Ranchers who turned to the Supreme Court after the lower court found compensation unwarranted included Kim Kafka. He said he entered the elk business to diversify his Hill County grain and cattle operation, and to strengthen opportunities for his children to remain on the family ranch. Kafka and wife Cindy invested about $1 million in the elk business as they acquired animals, built fences and marketed the fee shooting of elk, according to documents filed in court.

The Kafkas contended that if I-143 was intended for the good of Montana, then its costs should be carried by Montanans and not by individual elk farmers.

An attorney for the state acknowledged damage to the Kafkas' business, but said the case was analyzed properly in District Court and the decision reached there should stand. The state did not seize elk, and their owners had opportunities to find other markets for them, attorney Chris Tweeten said when the Supreme Court heard arguments in 2006. He noted that tavern owners hurt by alcohol restrictions during Prohibition were not entitled to compensation for the impact of a law passed for the public good.

In dissenting from the opinion by the Supreme Court majority, Justice James Nelson wrote that ''I-143 was designed to shut down an industry that the state had facilitated, and even encouraged, for 83 years and to place the entire economic burden of doing so on the participants in that industry. It is difficult to see any fairness or justice in this bait and switch, particularly since the initiative was promoted as addressing legitimate public concerns shared not only by the sportsmen, but by the public has a whole.''

Nelson was joined in the dissent by Justice Jim Rice and by District Judge Nels Swandal, sitting for Justice Brian Morris.

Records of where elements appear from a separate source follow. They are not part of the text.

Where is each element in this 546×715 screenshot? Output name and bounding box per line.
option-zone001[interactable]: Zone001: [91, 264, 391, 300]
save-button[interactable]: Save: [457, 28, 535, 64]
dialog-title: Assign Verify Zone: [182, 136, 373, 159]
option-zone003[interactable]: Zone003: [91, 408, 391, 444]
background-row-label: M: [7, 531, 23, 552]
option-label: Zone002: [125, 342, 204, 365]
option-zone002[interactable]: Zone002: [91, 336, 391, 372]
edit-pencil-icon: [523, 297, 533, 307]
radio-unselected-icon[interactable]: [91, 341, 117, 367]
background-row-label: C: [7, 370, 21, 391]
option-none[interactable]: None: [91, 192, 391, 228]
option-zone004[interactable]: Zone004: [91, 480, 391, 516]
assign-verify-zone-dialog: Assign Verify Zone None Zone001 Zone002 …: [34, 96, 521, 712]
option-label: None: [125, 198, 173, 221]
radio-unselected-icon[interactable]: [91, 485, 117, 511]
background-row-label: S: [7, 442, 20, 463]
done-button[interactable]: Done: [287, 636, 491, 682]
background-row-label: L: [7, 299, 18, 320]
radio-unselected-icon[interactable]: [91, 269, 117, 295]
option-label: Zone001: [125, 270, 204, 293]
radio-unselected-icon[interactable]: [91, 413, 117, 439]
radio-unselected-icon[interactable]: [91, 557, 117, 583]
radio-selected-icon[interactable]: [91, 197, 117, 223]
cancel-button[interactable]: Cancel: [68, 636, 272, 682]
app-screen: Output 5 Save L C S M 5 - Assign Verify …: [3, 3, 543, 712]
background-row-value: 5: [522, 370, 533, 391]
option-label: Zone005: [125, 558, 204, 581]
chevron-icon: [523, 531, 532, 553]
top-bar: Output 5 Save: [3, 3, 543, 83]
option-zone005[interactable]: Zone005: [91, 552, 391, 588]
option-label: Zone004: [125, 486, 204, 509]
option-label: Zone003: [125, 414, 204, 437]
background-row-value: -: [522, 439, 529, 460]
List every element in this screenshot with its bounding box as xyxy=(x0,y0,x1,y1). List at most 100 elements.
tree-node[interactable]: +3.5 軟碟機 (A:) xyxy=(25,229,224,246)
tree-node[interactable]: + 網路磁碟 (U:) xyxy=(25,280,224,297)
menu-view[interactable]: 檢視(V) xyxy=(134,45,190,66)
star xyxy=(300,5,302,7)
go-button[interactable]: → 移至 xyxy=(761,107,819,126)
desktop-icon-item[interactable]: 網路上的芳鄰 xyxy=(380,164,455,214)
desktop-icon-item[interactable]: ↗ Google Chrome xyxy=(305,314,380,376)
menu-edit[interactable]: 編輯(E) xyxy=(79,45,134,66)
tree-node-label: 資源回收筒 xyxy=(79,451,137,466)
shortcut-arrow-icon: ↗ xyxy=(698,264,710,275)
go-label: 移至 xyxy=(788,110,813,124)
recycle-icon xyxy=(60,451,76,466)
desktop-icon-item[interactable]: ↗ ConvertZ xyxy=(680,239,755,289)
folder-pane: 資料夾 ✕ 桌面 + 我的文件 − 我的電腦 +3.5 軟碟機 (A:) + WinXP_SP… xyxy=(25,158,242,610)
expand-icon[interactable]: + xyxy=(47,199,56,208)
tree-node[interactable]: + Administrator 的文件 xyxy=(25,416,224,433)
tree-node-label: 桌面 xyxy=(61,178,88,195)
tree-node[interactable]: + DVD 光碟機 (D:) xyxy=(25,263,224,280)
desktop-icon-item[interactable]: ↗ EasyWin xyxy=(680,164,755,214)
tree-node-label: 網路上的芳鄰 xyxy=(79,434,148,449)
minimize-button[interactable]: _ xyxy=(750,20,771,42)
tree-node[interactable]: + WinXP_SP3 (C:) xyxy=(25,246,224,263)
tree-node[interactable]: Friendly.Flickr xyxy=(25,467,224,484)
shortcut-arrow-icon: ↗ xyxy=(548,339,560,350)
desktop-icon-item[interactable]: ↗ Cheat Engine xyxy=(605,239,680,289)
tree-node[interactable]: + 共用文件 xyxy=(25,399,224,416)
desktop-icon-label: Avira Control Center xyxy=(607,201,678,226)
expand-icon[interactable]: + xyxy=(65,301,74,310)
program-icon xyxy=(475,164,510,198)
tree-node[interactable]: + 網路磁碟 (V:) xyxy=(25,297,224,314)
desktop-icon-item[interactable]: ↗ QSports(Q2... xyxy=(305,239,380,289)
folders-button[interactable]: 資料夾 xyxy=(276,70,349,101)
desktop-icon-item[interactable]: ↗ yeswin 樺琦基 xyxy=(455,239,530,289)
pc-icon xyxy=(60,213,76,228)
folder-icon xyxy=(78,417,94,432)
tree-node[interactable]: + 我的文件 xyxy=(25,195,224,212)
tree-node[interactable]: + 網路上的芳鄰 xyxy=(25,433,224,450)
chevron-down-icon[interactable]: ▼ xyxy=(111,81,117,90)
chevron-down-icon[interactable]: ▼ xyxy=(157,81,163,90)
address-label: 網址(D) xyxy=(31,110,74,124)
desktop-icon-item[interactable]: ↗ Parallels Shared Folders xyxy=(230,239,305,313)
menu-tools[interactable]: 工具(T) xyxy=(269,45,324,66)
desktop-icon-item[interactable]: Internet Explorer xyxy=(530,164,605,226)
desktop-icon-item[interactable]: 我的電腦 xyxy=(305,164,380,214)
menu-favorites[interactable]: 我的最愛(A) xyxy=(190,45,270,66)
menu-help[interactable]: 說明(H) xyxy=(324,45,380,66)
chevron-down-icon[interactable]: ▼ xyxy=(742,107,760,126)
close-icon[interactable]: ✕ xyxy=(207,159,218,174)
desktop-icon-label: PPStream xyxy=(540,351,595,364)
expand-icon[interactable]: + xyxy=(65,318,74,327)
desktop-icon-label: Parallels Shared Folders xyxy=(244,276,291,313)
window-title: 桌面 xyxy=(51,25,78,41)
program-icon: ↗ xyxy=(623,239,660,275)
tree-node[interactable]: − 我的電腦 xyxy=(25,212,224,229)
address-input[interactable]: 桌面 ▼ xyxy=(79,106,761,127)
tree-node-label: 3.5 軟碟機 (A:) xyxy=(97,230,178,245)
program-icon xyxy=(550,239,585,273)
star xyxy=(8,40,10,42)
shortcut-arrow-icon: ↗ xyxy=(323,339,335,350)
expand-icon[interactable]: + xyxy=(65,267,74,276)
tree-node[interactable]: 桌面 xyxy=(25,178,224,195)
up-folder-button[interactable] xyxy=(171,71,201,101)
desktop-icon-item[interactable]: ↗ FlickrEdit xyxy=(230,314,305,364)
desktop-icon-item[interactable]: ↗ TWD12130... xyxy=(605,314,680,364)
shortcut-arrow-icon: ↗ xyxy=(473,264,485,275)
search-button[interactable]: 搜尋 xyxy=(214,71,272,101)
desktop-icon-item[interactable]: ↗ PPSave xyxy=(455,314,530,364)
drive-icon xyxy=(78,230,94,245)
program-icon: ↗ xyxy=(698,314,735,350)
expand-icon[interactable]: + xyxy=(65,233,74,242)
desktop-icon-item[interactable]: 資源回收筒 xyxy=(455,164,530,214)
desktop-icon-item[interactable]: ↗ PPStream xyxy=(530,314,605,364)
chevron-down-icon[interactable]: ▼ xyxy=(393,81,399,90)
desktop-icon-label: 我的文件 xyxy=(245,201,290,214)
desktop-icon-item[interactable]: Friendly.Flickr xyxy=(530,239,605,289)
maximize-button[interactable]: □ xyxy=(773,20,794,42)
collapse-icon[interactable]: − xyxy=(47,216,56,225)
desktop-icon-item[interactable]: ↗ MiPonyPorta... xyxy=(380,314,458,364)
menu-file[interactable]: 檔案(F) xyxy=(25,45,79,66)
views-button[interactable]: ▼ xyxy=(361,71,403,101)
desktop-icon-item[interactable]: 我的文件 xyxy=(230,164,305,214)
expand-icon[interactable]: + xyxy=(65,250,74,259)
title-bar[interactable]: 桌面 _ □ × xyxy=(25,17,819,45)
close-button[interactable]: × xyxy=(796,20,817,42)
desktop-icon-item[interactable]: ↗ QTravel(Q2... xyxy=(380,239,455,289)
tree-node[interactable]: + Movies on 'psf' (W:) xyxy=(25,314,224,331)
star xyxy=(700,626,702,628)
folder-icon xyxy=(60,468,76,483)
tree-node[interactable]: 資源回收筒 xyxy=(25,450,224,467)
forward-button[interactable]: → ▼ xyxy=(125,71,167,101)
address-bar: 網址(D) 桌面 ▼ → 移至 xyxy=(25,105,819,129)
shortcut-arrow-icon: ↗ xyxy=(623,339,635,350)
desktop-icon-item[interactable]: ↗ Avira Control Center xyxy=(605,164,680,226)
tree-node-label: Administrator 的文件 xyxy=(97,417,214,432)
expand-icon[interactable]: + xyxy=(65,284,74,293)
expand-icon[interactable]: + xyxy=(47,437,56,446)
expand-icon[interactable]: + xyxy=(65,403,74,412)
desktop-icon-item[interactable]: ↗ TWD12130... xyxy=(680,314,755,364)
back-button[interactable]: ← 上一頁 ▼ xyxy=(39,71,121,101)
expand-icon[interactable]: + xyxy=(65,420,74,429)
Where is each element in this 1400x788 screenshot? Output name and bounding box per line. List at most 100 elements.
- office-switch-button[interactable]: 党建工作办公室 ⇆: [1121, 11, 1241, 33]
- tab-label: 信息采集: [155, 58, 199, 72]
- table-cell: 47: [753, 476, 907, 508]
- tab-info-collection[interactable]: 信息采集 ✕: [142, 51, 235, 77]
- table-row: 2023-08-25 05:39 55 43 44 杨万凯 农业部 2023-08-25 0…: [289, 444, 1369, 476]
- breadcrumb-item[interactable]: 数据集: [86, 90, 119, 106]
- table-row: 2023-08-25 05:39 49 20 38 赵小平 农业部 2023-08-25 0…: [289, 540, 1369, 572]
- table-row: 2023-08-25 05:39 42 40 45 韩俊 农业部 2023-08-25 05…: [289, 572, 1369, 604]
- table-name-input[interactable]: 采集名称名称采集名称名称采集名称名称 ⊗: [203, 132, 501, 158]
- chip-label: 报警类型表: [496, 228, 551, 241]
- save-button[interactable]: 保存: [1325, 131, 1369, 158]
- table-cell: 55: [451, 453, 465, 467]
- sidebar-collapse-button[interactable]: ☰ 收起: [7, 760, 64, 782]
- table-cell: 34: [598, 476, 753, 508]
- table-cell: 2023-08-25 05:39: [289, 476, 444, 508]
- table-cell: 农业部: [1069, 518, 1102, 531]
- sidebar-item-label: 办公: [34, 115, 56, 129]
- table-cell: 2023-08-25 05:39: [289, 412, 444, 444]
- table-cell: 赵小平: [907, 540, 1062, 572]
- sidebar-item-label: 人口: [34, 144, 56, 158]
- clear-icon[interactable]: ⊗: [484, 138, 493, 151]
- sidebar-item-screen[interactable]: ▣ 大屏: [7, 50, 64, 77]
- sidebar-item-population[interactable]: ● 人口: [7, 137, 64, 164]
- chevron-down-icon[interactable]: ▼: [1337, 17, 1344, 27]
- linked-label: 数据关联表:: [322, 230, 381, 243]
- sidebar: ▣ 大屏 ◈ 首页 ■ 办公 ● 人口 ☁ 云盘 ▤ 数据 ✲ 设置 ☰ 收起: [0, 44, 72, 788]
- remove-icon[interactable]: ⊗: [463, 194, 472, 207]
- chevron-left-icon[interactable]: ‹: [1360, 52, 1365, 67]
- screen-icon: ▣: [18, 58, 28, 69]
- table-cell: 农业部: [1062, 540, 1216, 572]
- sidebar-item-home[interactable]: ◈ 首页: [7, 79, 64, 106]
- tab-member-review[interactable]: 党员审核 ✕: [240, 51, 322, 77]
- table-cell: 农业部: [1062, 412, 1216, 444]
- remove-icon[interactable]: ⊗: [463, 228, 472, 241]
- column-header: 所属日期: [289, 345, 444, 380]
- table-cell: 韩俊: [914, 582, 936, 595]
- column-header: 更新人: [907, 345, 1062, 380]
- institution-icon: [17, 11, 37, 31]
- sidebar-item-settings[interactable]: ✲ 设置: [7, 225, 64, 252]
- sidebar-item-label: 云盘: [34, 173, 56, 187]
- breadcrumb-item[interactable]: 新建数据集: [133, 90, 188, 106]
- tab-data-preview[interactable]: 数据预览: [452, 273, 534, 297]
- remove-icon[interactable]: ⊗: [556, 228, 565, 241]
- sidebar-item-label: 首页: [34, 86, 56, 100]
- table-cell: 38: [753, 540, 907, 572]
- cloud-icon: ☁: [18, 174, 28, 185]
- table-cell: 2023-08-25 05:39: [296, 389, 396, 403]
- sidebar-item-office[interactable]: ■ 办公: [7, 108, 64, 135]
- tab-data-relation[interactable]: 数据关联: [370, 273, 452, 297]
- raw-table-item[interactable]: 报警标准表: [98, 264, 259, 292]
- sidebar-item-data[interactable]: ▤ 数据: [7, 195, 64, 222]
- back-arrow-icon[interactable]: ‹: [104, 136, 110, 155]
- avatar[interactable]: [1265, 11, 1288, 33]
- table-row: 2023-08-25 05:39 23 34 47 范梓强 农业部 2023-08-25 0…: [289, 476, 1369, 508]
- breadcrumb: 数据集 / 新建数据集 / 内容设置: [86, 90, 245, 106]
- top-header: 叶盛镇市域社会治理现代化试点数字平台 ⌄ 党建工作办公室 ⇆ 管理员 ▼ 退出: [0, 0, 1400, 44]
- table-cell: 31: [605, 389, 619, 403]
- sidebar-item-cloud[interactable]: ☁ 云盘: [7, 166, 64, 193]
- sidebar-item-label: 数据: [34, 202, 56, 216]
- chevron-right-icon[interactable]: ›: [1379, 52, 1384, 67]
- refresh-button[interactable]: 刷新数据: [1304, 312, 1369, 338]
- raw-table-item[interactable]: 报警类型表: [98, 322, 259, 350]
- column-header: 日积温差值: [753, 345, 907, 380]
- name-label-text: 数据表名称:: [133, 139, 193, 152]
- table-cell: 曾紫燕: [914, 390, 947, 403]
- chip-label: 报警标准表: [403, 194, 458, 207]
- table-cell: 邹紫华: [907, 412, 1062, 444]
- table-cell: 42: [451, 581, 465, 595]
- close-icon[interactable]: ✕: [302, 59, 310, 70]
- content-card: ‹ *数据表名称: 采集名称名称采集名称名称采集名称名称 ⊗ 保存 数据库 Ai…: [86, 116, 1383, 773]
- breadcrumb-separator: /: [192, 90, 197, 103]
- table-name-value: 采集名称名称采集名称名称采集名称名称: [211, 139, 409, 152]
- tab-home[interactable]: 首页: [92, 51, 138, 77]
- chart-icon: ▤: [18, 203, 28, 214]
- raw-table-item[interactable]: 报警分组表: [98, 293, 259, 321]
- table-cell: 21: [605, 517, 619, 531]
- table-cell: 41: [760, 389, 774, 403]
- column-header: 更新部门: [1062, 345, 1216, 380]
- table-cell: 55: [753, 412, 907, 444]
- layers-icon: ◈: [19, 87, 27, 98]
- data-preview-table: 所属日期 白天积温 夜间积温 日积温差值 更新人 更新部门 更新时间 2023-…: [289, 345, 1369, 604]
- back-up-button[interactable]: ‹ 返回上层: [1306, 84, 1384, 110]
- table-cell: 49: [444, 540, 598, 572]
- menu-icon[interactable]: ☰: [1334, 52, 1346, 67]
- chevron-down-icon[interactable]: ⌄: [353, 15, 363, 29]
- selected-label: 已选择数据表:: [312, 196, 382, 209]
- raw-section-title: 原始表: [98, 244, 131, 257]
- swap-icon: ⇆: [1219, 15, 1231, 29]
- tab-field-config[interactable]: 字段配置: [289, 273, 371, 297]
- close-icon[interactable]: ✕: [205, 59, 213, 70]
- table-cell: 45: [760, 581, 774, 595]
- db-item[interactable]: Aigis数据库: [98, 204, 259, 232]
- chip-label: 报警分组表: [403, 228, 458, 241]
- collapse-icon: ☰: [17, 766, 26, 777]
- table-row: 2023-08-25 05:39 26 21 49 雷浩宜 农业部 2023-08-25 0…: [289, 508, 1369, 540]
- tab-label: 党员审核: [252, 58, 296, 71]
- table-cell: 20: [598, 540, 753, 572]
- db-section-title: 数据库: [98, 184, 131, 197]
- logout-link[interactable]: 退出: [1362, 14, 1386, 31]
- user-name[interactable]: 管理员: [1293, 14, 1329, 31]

Justice Patricia Cotter wrote for the Supreme Court majority. Chief Justice Karla Gray, Justice William Leaphart and District Judge Deborah Kim Christopher, sitting for Justice John Warner, concurred.


----------



## blhunter3 (May 5, 2007)

Not good.


----------



## HUNTNFISHND (Mar 16, 2004)

blhunter3 said:


> Not good.


Why?

I think it is the correct ruling. Nobody forced these people to start raising elk!


----------



## barebackjack (Sep 5, 2006)

HUNTNFISHND said:


> blhunter3 said:
> 
> 
> > Not good.
> ...


No, nobody forced them, but diversification of operations was encouraged.

Thank god we dont live in MT boys with their yuppies in the mountains.

I agree with what was stated, if this regulation is to the "betterment of Montana", than Montana should compensate.

I get a kick out them comparing it to prohibition and bar owners not being compensated. Real smart, compare it to a FAILED regulation.


----------